Skip to contents

Extracts fundamental course information from a Stanford course XML node into a structured tibble. This function handles the core course attributes that are common to all courses, independent of sections or schedules.

Usage

extract_basic_course_info(course)

Arguments

course

An xml2 node object representing a single course. Expected to contain child nodes for:

  • courseId

  • year

  • subject

  • code

  • title

  • description

  • unitsMin

  • unitsMax

Value

A tibble with one row containing:

  • objectID: Character. Unique course identifier from courseId

  • year: Character. Academic year

  • subject: Character. Subject code (e.g., "CS")

  • code: Character. Course number (e.g., "106A")
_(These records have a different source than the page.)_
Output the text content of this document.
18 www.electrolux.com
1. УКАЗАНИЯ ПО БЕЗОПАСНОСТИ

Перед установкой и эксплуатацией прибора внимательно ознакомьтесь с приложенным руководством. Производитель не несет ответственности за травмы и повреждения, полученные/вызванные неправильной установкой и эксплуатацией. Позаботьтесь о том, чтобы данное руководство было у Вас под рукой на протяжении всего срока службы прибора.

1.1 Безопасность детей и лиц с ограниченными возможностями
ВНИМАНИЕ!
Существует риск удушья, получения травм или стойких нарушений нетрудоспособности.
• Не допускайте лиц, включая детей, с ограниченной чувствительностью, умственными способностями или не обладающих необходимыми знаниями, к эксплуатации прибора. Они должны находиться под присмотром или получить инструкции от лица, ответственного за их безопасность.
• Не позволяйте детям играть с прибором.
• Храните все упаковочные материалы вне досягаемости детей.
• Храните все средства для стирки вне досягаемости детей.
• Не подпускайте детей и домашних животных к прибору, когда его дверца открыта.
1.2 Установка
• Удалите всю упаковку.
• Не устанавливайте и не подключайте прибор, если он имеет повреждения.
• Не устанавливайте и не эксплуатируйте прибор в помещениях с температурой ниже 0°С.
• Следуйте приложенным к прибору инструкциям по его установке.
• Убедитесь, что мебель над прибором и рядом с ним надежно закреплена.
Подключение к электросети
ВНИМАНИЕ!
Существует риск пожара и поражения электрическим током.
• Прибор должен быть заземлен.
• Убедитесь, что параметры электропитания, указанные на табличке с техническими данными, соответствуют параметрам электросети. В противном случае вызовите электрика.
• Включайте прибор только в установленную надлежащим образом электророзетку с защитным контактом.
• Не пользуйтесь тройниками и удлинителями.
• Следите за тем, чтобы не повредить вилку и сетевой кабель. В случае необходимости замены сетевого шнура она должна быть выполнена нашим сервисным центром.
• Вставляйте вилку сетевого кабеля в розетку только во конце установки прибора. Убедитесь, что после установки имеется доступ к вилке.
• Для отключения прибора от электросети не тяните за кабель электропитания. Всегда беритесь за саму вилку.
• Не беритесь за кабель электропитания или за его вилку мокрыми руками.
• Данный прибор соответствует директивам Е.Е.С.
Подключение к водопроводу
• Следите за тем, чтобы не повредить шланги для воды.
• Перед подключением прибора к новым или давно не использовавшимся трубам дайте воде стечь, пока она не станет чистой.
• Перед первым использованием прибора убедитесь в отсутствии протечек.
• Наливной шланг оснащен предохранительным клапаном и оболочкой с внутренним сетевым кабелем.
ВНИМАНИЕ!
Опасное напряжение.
  • title: Character. Full course title

  • description: Character. Course description text

  • units_min: Numeric. Minimum units for the course

  • units_max: Numeric. Maximum units for the course

Details

The function extracts the following course attributes using XPath:

  • Course ID (unique identifier)

  • Academic year

  • Subject code

  • Course code (number)

  • Course title

  • Course description

  • Unit range (minimum and maximum)

All text fields are extracted using xml_find_first() to get the first matching node, with unit values converted to numeric format.

Error Handling

The function uses tryCatch to handle potential XML parsing errors. If any required node is missing or cannot be parsed, it throws an error with details about the failure.

See also

Examples

if (FALSE) { # \dontrun{
course_node <- xml2::xml_find_first(xml_doc, "//course")
basic_info <- extract_basic_course_info(course_node)
} # }